No les oía ya. Bajé. Volví a montar y regresé a galope a la playa. El mayordomo me siguió en otro caballo. Era ya casi de noche. Subí, bajé, recorrí todo el laberinto de los médanos solitarios. Retorné una vez más a la playa, al mar. Recuerdo aún una enorme franja lívida, negra de nubes, lejos, mar afuera. Vi o creí ver. La sombra. L rastro del barco, pero la noche caía con tanta rapidez que todo se cerró en torno a nosotros. El mayordomo encendió la linterna; comprobamos huellas de botas y de quillas en la arena; hallamos más adentro hacia los médanos, las de un caballo –las del Chiche sin duda- que se acercaban a aquella y se mezclaban confusamente unas a otras. Buscamos horas enteras; nada hallamos, sino esos rastros mudos que a la mañana siguiente había ya borrado la marea.

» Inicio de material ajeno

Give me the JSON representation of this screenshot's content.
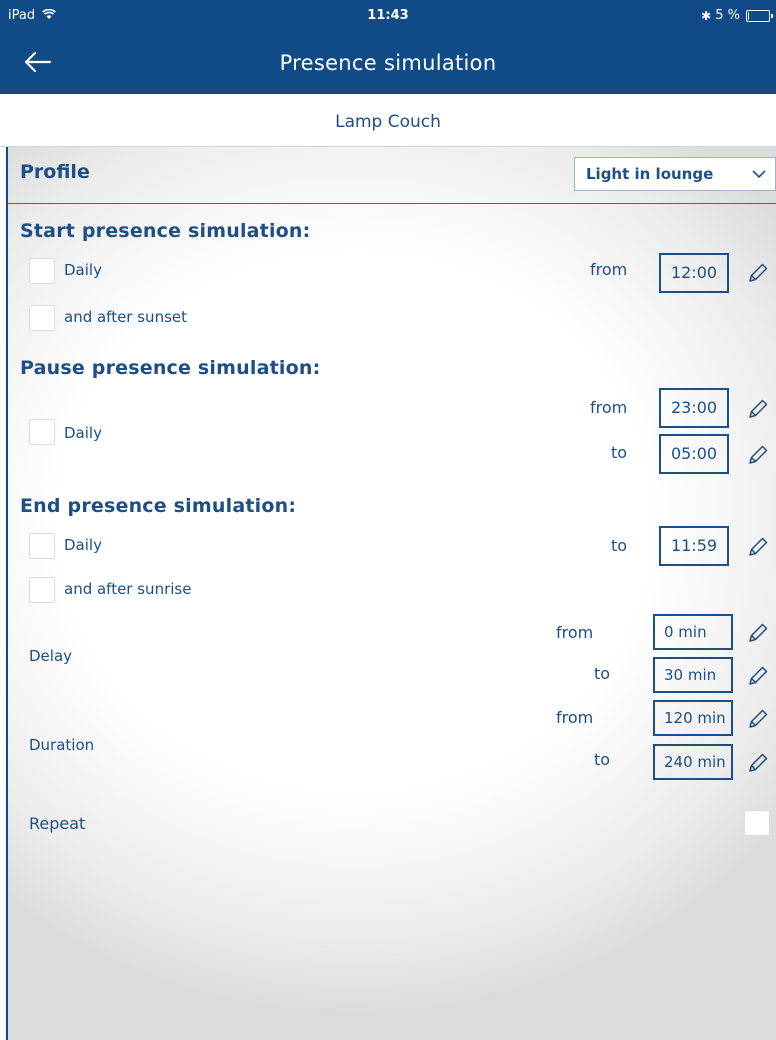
{
  "status_bar": {
    "carrier": "iPad",
    "time": "11:43",
    "battery_text": "5 %",
    "battery_level": 0.05,
    "icons": [
      "wifi-icon",
      "bluetooth-icon",
      "battery-icon"
    ]
  },
  "nav": {
    "title": "Presence simulation",
    "back_icon": "back-arrow-icon"
  },
  "device_name": "Lamp Couch",
  "profile": {
    "label": "Profile",
    "selected": "Light in lounge"
  },
  "start": {
    "title": "Start presence simulation:",
    "daily_label": "Daily",
    "sunset_label": "and after sunset",
    "from_label": "from",
    "from_value": "12:00"
  },
  "pause": {
    "title": "Pause presence simulation:",
    "daily_label": "Daily",
    "from_label": "from",
    "from_value": "23:00",
    "to_label": "to",
    "to_value": "05:00"
  },
  "end": {
    "title": "End presence simulation:",
    "daily_label": "Daily",
    "sunrise_label": "and after sunrise",
    "to_label": "to",
    "to_value": "11:59"
  },
  "delay": {
    "label": "Delay",
    "from_label": "from",
    "from_value": "0 min",
    "to_label": "to",
    "to_value": "30 min"
  },
  "duration": {
    "label": "Duration",
    "from_label": "from",
    "from_value": "120 min",
    "to_label": "to",
    "to_value": "240 min"
  },
  "repeat": {
    "label": "Repeat"
  },
  "colors": {
    "header": "#114b87",
    "text": "#1d4f86"
  }
}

El Chiche regresó sin jinete, la montura en orden y las riendas aún echadas sobre el pescuezo, como si la amazona se hubiera apeado de él con toda calma.

El mar desde entonces guarda su vasto secreto. Los oficiales de la base de Puerto Belgrano. Los vecinos de la costa, nadie vió tampoco esta vez al barco, pero el mar arrojó a la playa el cadáver semidesnudo de un hombre de magnífica contextura, que tenía una bala en la frente. Se ejecutó una pericia; esa bala era una de las que había disparado mi revólver. Ante esa evidencia el comandante de la base dio aviso a toda la costa. Tres aviones navales levantaron vuelo para patrullar durante todo un día una vasta extensión litoral y marítima.
Demasiado tarde.
Silvia, mi querida Silvia, ¿Qué cúmulo de azares te ha llevado dónde estás? Y ese barco ¿qué era ese barco de las nieblas malditas, fantasma tripulado por fantasmas? Pero el mar, repito, guarda desde hace seis años el secreto de Silvia. Yo sé que será inútil que me pregunte, una y otra vez desesperadamente, como lo hago y seguiré haciéndolo, pues hay cosas que están más allá de nosotros y que nunca nos responderán.

He vendido el molino, pero vuelvo de vez en cuando a ver el mar de la bahía Blanca, con la loca, inextinguible, desesperada esperanza de que alguna vez sus aguas del color que Silvia usaba casi siempre, me la devuelvan.